CUNY bans professors from calling students ‘Mr. or Ms.’ for fear of being offensive

Who knew being polite could actually be against school policy?

The Graduate Center at the City University of New York will no longer allow professors or administrators to use courtesy titles like “Mr.” and “Ms.” in official, written communication to students and prospective students in the interests of gender inclusivity, the Wall Street Journal reported.

In a Jan. 16 memo to Graduate Center faculty, interim Provost Louise Lennihan wrote that the new policy was part of the school’s “ongoing effort to ensure a respectful, welcoming and gender-inclusive learning environment … and to accommodate properly the diverse population of current and prospective students.”

The Graduate Center told The Huffington Post that the memo was actually aimed at advising faculty about the school’s new preferred-name policy, which allows students to go by a moniker other than their legal name on certain university documents.

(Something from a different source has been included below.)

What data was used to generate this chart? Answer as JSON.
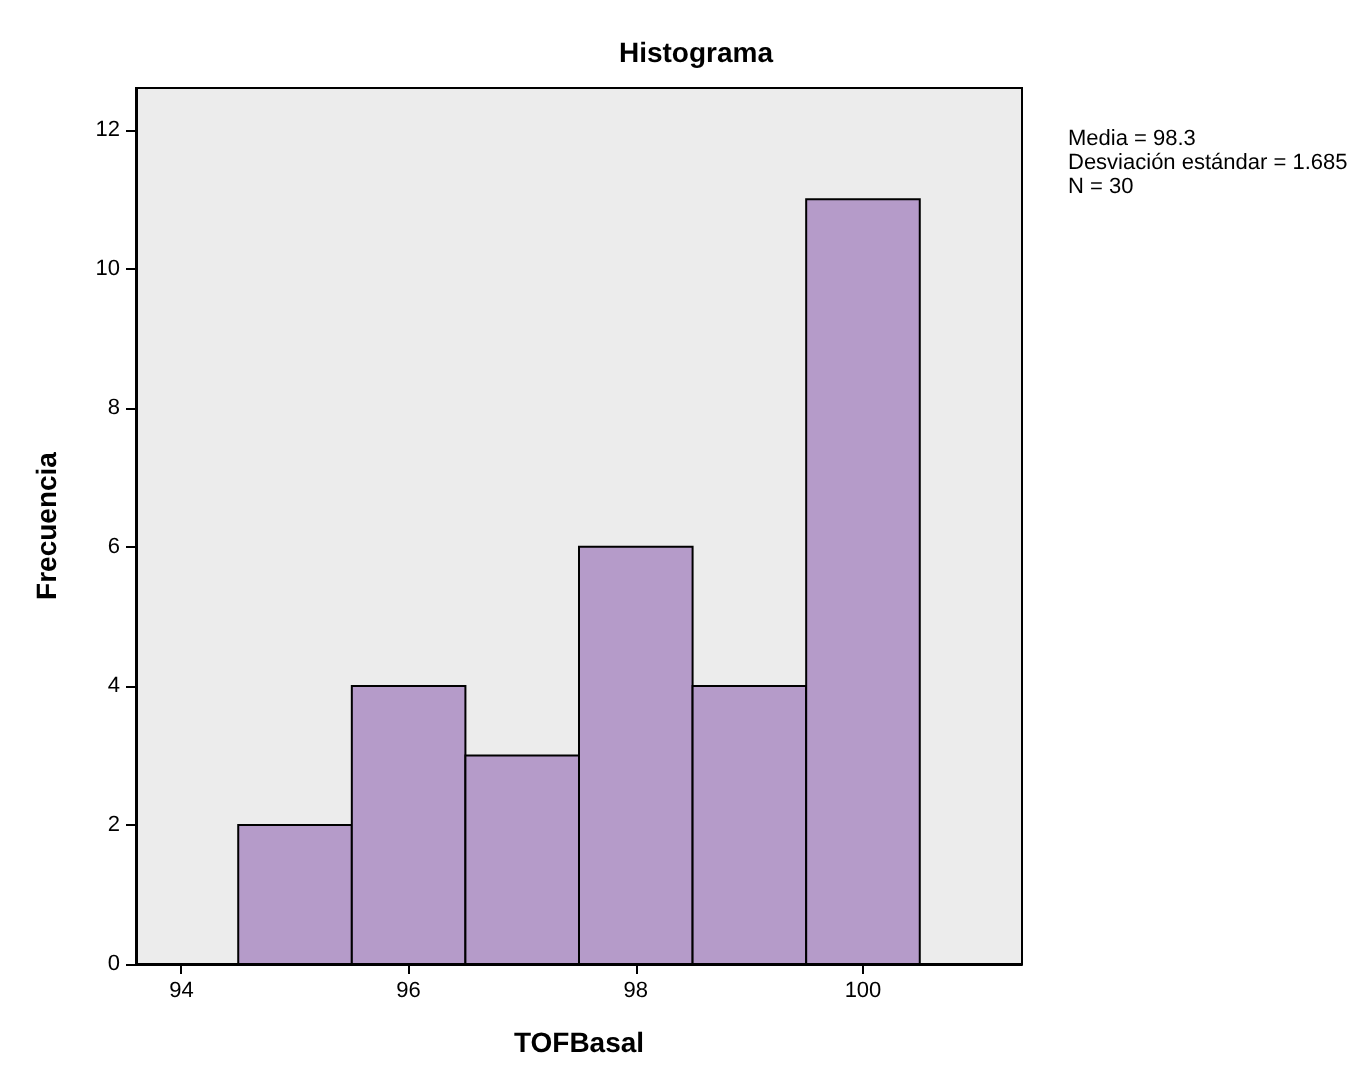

But the memo said that the policy should be “interpreted as broadly as possible,” WSJ reported, causing some faculty members to fear that they are being told what they can and cannot say.

“My interpretation was that I was being asked to adhere to this policy, as were the other professors who received the letter,” Juliette Blevins, a linguistics professor at the school, said.

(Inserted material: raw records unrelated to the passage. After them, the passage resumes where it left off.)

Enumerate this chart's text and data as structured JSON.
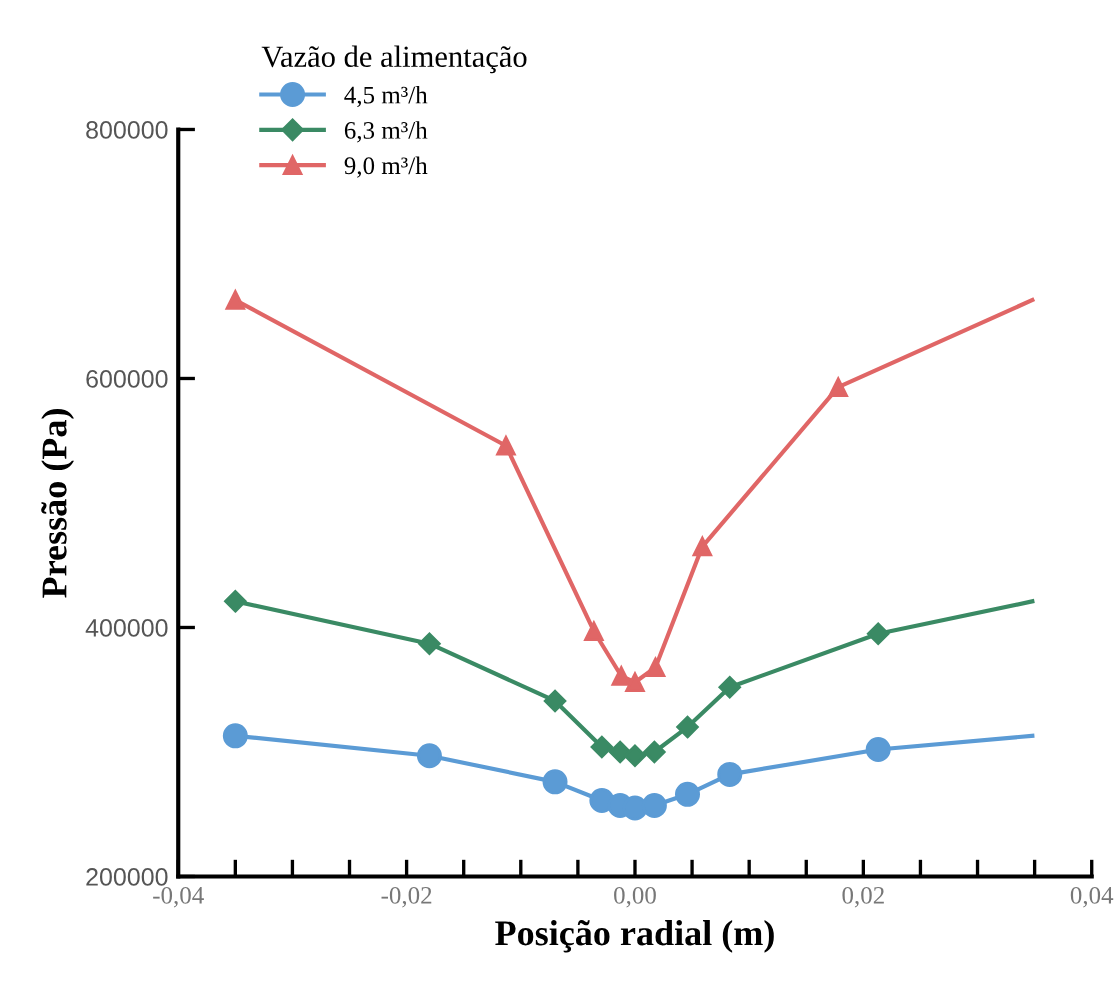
{
  "chart_data": {
    "type": "line",
    "xlabel": "Posição radial (m)",
    "ylabel": "Pressão (Pa)",
    "legend_title": "Vazão de alimentação",
    "legend": "top left",
    "grid": false,
    "xlim": [
      -0.04,
      0.04
    ],
    "ylim": [
      200000,
      800000
    ],
    "xticks": [
      {
        "value": -0.04,
        "label": "-0,04"
      },
      {
        "value": -0.035,
        "label": null
      },
      {
        "value": -0.03,
        "label": null
      },
      {
        "value": -0.025,
        "label": null
      },
      {
        "value": -0.02,
        "label": "-0,02"
      },
      {
        "value": -0.015,
        "label": null
      },
      {
        "value": -0.01,
        "label": null
      },
      {
        "value": -0.005,
        "label": null
      },
      {
        "value": 0,
        "label": "0,00"
      },
      {
        "value": 0.005,
        "label": null
      },
      {
        "value": 0.01,
        "label": null
      },
      {
        "value": 0.015,
        "label": null
      },
      {
        "value": 0.02,
        "label": "0,02"
      },
      {
        "value": 0.025,
        "label": null
      },
      {
        "value": 0.03,
        "label": null
      },
      {
        "value": 0.035,
        "label": null
      },
      {
        "value": 0.04,
        "label": "0,04"
      }
    ],
    "yticks": [
      200000,
      400000,
      600000,
      800000
    ],
    "series": [
      {
        "name": "4,5 m³/h",
        "color": "#5b9bd5",
        "marker": "circle",
        "x": [
          -0.035,
          -0.018,
          -0.007,
          -0.0029,
          -0.0013,
          0,
          0.0017,
          0.0046,
          0.0083,
          0.0213,
          0.0348
        ],
        "values": [
          313000,
          297000,
          276000,
          261000,
          257000,
          255000,
          257000,
          266000,
          282000,
          302000,
          313000
        ]
      },
      {
        "name": "6,3 m³/h",
        "color": "#3a8a64",
        "marker": "diamond",
        "x": [
          -0.035,
          -0.018,
          -0.007,
          -0.0029,
          -0.0013,
          0,
          0.0017,
          0.0046,
          0.0083,
          0.0213,
          0.0348
        ],
        "values": [
          421000,
          387000,
          341000,
          304000,
          300000,
          297000,
          300000,
          320000,
          352000,
          395000,
          421000
        ]
      },
      {
        "name": "9,0 m³/h",
        "color": "#e06666",
        "marker": "triangle",
        "x": [
          -0.035,
          -0.0113,
          -0.0036,
          -0.0012,
          0,
          0.0018,
          0.0059,
          0.0178,
          0.0348
        ],
        "values": [
          663000,
          546000,
          397000,
          361000,
          356000,
          368000,
          465000,
          593000,
          663000
        ]
      }
    ]
  }
}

CUNY spokesperson Tanya Domi said that the memo and initiative was a part of the way the school was  “working within a regulatory framework to comply with Title IX legal principles,” which forbid discrimination based on sex at any institution receiving federal funding.

But attorney and Title IX consultant Saundra Schuster told WSJ that this isn’t necessary to meet the law’s standards.

“They are not mandated to do this,” she said.

It seems this might just be another case of political correctness gone too far.